クォーツ式の腕時計であるが,「時」「分」「秒」の時刻表示のほかに,3つの針で「月」「日」「曜」も示すカレンダー機能も備えている。この腕時計は,「日」の針が取れていたのでジャンク扱いになっていたようであるが,ケースから取り出して針をはめなおせば,とくに問題なく動作するようになった。さて,この時計はどこのメーカーのものだろうか。文字盤には,このようなロゴがついている。

一見すると,SEIKOの「ルキア」(LUKIA)のロゴのようだ。「ルキア」は女性用のモデルで,もっとも安いシリーズよりはちょっと上のライン,SEIKOとしては中くらいのものであろうか。ともあれ,これが「ルキア」であるならば,そんなに安いものではない。しかし,世の中は,そんなに甘くない(笑)。「ルキア」であるなら,どこかに「SEIKO」という文字がなければならないが,そんな文字列はどこにも存在しない。そのかわりに,こんな文字列がある。
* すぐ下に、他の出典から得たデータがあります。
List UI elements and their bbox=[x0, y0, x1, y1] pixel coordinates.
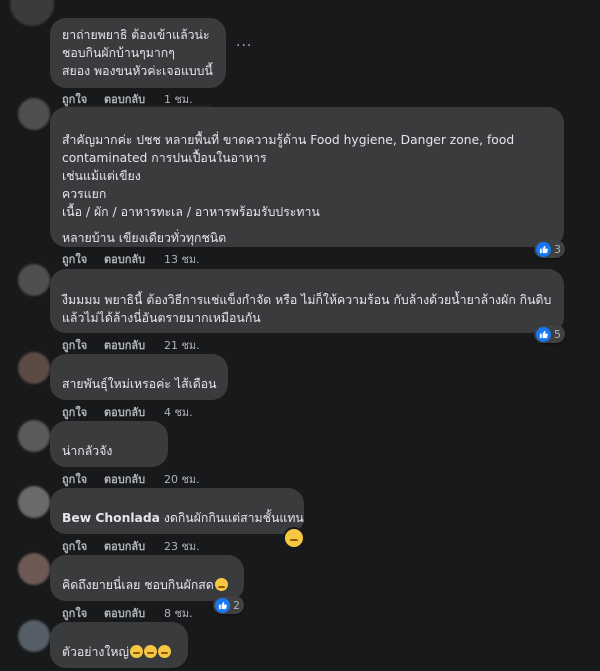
reply-link[interactable]: ตอบกลับ bbox=[104, 540, 145, 553]
reaction-count[interactable]: 2 bbox=[213, 596, 244, 614]
comment-bubble: คิดถึงยายนี่เลย ชอบกินผักสด bbox=[50, 555, 244, 601]
comment-text-line: สยอง พองขนหัวค่ะเจอแบบนี้ bbox=[62, 64, 213, 78]
comment-actions: ถูกใจ ตอบกลับ 1 ชม. bbox=[62, 90, 206, 108]
reaction-count[interactable]: 3 bbox=[534, 240, 565, 258]
like-link[interactable]: ถูกใจ bbox=[62, 93, 87, 106]
more-options-icon[interactable]: ··· bbox=[236, 38, 252, 54]
reply-link[interactable]: ตอบกลับ bbox=[104, 473, 145, 486]
reaction-number: 5 bbox=[554, 327, 561, 341]
comment-text: งดกินผักกินแต่สามชั้นแทน bbox=[163, 511, 304, 525]
comment-bubble: น่ากลัวจัง bbox=[50, 421, 168, 467]
reply-link[interactable]: ตอบกลับ bbox=[104, 406, 145, 419]
comment-actions: ถูกใจ ตอบกลับ 4 ชม. bbox=[62, 403, 206, 421]
comment-time[interactable]: 1 ชม. bbox=[164, 93, 193, 106]
comment-text: ตัวอย่างใหญ่ bbox=[62, 645, 129, 659]
comment-actions: ถูกใจ ตอบกลับ 8 ชม. bbox=[62, 604, 206, 622]
like-reaction-icon bbox=[536, 326, 551, 342]
comment-text-line: คิดถึงยายนี่เลย ชอบกินผักสด bbox=[62, 576, 232, 594]
like-link[interactable]: ถูกใจ bbox=[62, 339, 87, 352]
reaction-count[interactable]: 5 bbox=[534, 325, 565, 343]
expressionless-face-emoji-icon bbox=[129, 645, 143, 658]
comment-text-line: ควรแยก bbox=[62, 187, 107, 201]
sad-reaction-icon[interactable] bbox=[283, 527, 305, 549]
avatar[interactable] bbox=[18, 620, 50, 652]
comment-text-line: สำคัญมากค่ะ ปชช หลายพื้นที่ ขาดความรู้ด้… bbox=[62, 133, 515, 147]
reply-link[interactable]: ตอบกลับ bbox=[104, 607, 145, 620]
comment-text-line: ชอบกินผักบ้านๆมากๆ bbox=[62, 46, 175, 60]
avatar[interactable] bbox=[10, 0, 54, 26]
comment-actions: ถูกใจ ตอบกลับ 20 ชม. bbox=[62, 470, 213, 488]
comment-bubble: Bew Chonlada งดกินผักกินแต่สามชั้นแทน bbox=[50, 488, 304, 534]
comment-bubble: ตัวอย่างใหญ่ bbox=[50, 622, 188, 668]
comment-time[interactable]: 20 ชม. bbox=[164, 473, 200, 486]
like-link[interactable]: ถูกใจ bbox=[62, 406, 87, 419]
like-reaction-icon bbox=[536, 241, 551, 257]
comment-text-line: หลายบ้าน เขียงเดียวทั่วทุกชนิด bbox=[62, 231, 227, 245]
comment-time[interactable]: 23 ชม. bbox=[164, 540, 200, 553]
comment-time[interactable]: 13 ชม. bbox=[164, 253, 200, 266]
comment-bubble: สำคัญมากค่ะ ปชช หลายพื้นที่ ขาดความรู้ด้… bbox=[50, 107, 564, 247]
comment-bubble: งืมมมม พยาธินี้ ต้องวิธีการแช่แข็งกำจัด … bbox=[50, 269, 564, 333]
expressionless-face-emoji-icon bbox=[157, 645, 171, 658]
avatar[interactable] bbox=[18, 420, 50, 452]
comment-actions: ถูกใจ ตอบกลับ 13 ชม. bbox=[62, 250, 213, 268]
like-link[interactable]: ถูกใจ bbox=[62, 540, 87, 553]
reply-link[interactable]: ตอบกลับ bbox=[104, 93, 145, 106]
comment-text-line: เช่นแม้แต่เขียง bbox=[62, 169, 141, 183]
reaction-number: 3 bbox=[554, 242, 561, 256]
comment-bubble: ยาถ่ายพยาธิ ต้องเข้าแล้วน่ะ ชอบกินผักบ้า… bbox=[50, 18, 226, 88]
reaction-number: 2 bbox=[233, 598, 240, 612]
comment-text-line: เนื้อ / ผัก / อาหารทะเล / อาหารพร้อมรับป… bbox=[62, 205, 320, 219]
comment-actions: ถูกใจ ตอบกลับ 23 ชม. bbox=[62, 537, 213, 555]
comment-time[interactable]: 4 ชม. bbox=[164, 406, 193, 419]
avatar[interactable] bbox=[18, 264, 50, 296]
comment-text-line: contaminated การปนเปื้อนในอาหาร bbox=[62, 151, 267, 165]
comment-time[interactable]: 21 ชม. bbox=[164, 339, 200, 352]
avatar[interactable] bbox=[18, 98, 50, 130]
comment-text-line: งืมมมม พยาธินี้ ต้องวิธีการแช่แข็งกำจัด … bbox=[62, 293, 552, 307]
comment-text-line: แล้วไม่ได้ล้างนี่อันตรายมากเหมือนกัน bbox=[62, 311, 261, 325]
expressionless-face-emoji-icon bbox=[143, 645, 157, 658]
avatar[interactable] bbox=[18, 553, 50, 585]
sad-face-emoji-icon bbox=[214, 578, 228, 591]
mentioned-author[interactable]: Bew Chonlada bbox=[62, 511, 160, 525]
comment-text-line: ยาถ่ายพยาธิ ต้องเข้าแล้วน่ะ bbox=[62, 28, 210, 42]
avatar[interactable] bbox=[18, 352, 50, 384]
comment-text-line: สายพันธุ์ใหม่เหรอค่ะ ไส้เดือน bbox=[62, 377, 217, 391]
comment-text-line: น่ากลัวจัง bbox=[62, 444, 113, 458]
comment-time[interactable]: 8 ชม. bbox=[164, 607, 193, 620]
like-reaction-icon bbox=[215, 597, 230, 613]
comment-bubble: สายพันธุ์ใหม่เหรอค่ะ ไส้เดือน bbox=[50, 354, 228, 400]
like-link[interactable]: ถูกใจ bbox=[62, 607, 87, 620]
comment-actions: ถูกใจ ตอบกลับ 21 ชม. bbox=[62, 336, 213, 354]
reply-link[interactable]: ตอบกลับ bbox=[104, 339, 145, 352]
reply-link[interactable]: ตอบกลับ bbox=[104, 253, 145, 266]
avatar[interactable] bbox=[18, 486, 50, 518]
like-link[interactable]: ถูกใจ bbox=[62, 253, 87, 266]
comment-text-line: Bew Chonlada งดกินผักกินแต่สามชั้นแทน bbox=[62, 509, 304, 527]
like-link[interactable]: ถูกใจ bbox=[62, 473, 87, 486]
comment-text: คิดถึงยายนี่เลย ชอบกินผักสด bbox=[62, 578, 214, 592]
comment-text-line: ตัวอย่างใหญ่ bbox=[62, 643, 176, 661]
アイケイコレクション?それとも,エルケイコレクション?そのあたりもよくわからない,なんともあいまいな名称ではないか。いずれにせよ,この時計は「ルキア」のイメージに便乗しようとした製品であると疑わざるを得ないのである。
 最初から「ルキア」であることを期待して入手したのであれば「がっかり」なわけだが,そういうわけではないので,問題はない。それどころか簡単な修理での復活を楽しめたわけで,1本あたり価格が数10円なのだから,じゅうぶんにお釣りがくるというものだ。
 あらためて,ロゴをくらべてみよう。下の画像に見えるのが「ルキア」のロゴだ。じつによく似ているじゃないか。高価な「ロレックス」などに似せたのではなく,一般的な価格帯の「ルキア」に似せたというねらい目も,なかなかおもしろい。「偽物」も,偽物とわかっていて楽しむのは,非常におもしろいわけである。